Communiqué de presse du SMPF - Le référentiel des actes innovants hors nomenclature (RIHN) est-il cancérigène ?

A la lecture du relevé d’activité en RIHN publié par la DGOS (http://solidarites-sante.gouv.fr/systeme-de-sante-et-medico-social/recherche-et-innovation/l-innovation-et-la-recherche-clinique/article/les-missions-d-enseignement-de-recherche-de-reference-et-d-innovation-merri actes hors nomenclature 2017-activité 2016) et alors que se discute actuellement la ventilation des financements des actes inscrits au RIHN et ceux inscrits sur la liste complémentaire, le Syndicat des Médecins Pathologistes Français s’interroge.

Pour rappel, l’activité RIHN et « Liste complémentaire » déclarée par les établissements de soins servent à répartir la dotation MERRI G03 destinée au financement d’actes innovants de biologie ou d’anatomie et cytologie pathologique non encore inscrits à la nomenclature CCAM (HN : hors nomenclature). Cette répartition s’effectue en fonction de l’activité déclarée par les établissements de soins au cours de l’année N-1. Elle se fait à partir d’une enveloppe fermée d’environ 400 millions d’euros (380 M€ en 2017).

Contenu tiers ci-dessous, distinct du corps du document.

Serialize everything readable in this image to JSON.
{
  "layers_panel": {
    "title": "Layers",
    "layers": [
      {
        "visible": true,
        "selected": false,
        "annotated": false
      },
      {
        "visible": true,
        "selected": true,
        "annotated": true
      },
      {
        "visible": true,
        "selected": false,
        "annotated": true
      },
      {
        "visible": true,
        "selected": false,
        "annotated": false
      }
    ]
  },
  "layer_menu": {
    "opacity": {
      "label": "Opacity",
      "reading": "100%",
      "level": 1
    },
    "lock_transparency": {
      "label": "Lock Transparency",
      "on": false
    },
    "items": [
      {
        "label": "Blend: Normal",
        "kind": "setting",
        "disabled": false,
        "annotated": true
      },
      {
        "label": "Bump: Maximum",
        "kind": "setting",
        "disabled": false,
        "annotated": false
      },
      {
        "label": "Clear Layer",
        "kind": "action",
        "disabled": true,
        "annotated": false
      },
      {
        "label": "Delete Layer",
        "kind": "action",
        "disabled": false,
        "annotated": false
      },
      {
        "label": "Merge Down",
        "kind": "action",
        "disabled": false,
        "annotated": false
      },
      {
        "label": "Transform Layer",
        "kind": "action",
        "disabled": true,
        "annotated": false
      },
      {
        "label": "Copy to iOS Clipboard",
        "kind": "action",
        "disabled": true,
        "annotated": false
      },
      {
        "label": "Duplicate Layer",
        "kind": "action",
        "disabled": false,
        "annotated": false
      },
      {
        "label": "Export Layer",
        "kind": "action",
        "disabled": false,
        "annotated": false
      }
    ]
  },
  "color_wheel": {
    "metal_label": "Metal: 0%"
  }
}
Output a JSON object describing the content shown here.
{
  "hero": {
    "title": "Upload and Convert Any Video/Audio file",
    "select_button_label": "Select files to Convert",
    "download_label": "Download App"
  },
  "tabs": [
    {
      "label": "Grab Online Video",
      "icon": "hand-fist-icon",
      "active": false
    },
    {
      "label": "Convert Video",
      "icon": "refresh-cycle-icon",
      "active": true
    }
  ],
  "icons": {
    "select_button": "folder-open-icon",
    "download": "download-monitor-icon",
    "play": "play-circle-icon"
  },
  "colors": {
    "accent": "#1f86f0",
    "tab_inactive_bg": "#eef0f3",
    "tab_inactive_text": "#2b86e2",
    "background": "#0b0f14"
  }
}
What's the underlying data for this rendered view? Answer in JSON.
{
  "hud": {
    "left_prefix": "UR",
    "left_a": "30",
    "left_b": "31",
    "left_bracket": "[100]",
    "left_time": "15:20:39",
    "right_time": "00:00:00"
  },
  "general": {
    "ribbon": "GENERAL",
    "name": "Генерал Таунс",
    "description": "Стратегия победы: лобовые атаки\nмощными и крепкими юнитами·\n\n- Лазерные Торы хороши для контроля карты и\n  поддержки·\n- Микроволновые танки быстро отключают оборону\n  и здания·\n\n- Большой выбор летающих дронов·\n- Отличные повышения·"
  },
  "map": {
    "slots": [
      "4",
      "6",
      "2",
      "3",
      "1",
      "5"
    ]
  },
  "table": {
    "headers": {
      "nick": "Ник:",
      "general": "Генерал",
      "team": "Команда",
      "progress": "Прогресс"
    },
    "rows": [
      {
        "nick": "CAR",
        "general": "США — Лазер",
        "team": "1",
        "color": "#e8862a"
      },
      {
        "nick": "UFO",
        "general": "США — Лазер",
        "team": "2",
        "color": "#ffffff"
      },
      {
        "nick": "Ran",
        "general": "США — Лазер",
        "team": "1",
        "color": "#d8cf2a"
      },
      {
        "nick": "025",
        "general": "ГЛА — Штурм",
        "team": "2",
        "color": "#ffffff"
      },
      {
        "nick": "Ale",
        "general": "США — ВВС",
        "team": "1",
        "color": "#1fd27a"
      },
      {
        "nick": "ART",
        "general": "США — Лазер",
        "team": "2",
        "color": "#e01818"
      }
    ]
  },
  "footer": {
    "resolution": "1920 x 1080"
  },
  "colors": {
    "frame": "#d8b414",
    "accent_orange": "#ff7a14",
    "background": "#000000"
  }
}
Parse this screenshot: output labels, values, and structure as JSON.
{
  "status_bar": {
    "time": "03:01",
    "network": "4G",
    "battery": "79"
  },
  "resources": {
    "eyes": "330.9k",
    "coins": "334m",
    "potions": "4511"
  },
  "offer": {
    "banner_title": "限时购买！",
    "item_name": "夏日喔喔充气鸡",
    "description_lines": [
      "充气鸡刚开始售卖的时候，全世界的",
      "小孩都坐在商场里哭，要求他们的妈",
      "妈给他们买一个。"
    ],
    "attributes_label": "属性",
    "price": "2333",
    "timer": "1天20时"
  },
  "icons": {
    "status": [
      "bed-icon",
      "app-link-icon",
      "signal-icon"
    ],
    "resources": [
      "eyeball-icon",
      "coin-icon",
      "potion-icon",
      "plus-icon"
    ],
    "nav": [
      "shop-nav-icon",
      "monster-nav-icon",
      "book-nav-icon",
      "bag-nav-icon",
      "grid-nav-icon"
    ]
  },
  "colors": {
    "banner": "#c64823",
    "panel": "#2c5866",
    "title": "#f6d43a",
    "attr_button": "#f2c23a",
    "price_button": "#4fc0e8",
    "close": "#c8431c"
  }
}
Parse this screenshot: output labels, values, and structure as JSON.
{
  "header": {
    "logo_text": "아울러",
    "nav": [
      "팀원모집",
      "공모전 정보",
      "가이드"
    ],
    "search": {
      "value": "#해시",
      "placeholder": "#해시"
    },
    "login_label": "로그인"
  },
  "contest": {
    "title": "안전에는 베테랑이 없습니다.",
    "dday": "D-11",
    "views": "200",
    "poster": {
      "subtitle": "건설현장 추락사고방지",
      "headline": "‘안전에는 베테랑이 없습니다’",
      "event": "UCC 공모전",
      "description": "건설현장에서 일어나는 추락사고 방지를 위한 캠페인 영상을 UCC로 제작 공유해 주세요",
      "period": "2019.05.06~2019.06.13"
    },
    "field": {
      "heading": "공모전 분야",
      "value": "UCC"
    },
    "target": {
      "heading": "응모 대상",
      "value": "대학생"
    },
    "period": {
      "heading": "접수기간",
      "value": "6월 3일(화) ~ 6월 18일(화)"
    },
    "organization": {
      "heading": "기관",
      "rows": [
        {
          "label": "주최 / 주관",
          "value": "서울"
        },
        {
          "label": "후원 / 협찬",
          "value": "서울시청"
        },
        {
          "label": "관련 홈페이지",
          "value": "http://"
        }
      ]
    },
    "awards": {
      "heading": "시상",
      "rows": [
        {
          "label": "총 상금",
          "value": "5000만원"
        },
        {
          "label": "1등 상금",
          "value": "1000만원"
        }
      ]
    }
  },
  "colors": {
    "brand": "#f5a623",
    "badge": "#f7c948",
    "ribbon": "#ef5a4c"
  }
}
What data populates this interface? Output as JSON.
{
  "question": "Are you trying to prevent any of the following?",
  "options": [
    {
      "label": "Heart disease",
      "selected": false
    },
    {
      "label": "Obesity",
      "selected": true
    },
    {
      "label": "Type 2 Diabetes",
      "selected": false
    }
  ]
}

Bien que les montants d’activité déclarés par les établissements soient supérieurs à 660 M€, cette activité ne sert que de « clé de répartition », au prorata des chiffres déclarés. Les actes inscrits sur la liste RIHN sont remboursés à 100%, les actes de la liste complémentaire avec le reliquat (à hauteur de 32% en 2017). On observe dans ce relevé, qu’en 2016, les établissements ont déclaré avoir réalisé 83673 actes de « Signature d'expression génique dans le cancer du sein » (Code acte N537 sur la liste RIHN) pour un montant théorique de 154 millions d’Euros (M€) pris en charge à 100%. Sachant que cet acte est indiqué dans environ 10% des cancers du sein, et que l’incidence de ces cancers est au cours d’une année « normale » d’environ 55000, on ne peut que s’inquiéter d’une augmentation dramatique de cette maladie en France. A moins qu’il ne s’agisse d’une erreur de déclaration ? Ou de prescriptions abusives ?

Cette dernière hypothèse est malheureusement la plus probable, mais n’est en fait qu’à peine plus rassurante. On comprend que certains établissements sur-prescripteurs seront sur-financés alors que d’autres, bons élèves, seront au contraire sous-financés. On comprend également que cette sur-prescription impacte largement le remboursement des actes inscrits sur la liste complémentaire.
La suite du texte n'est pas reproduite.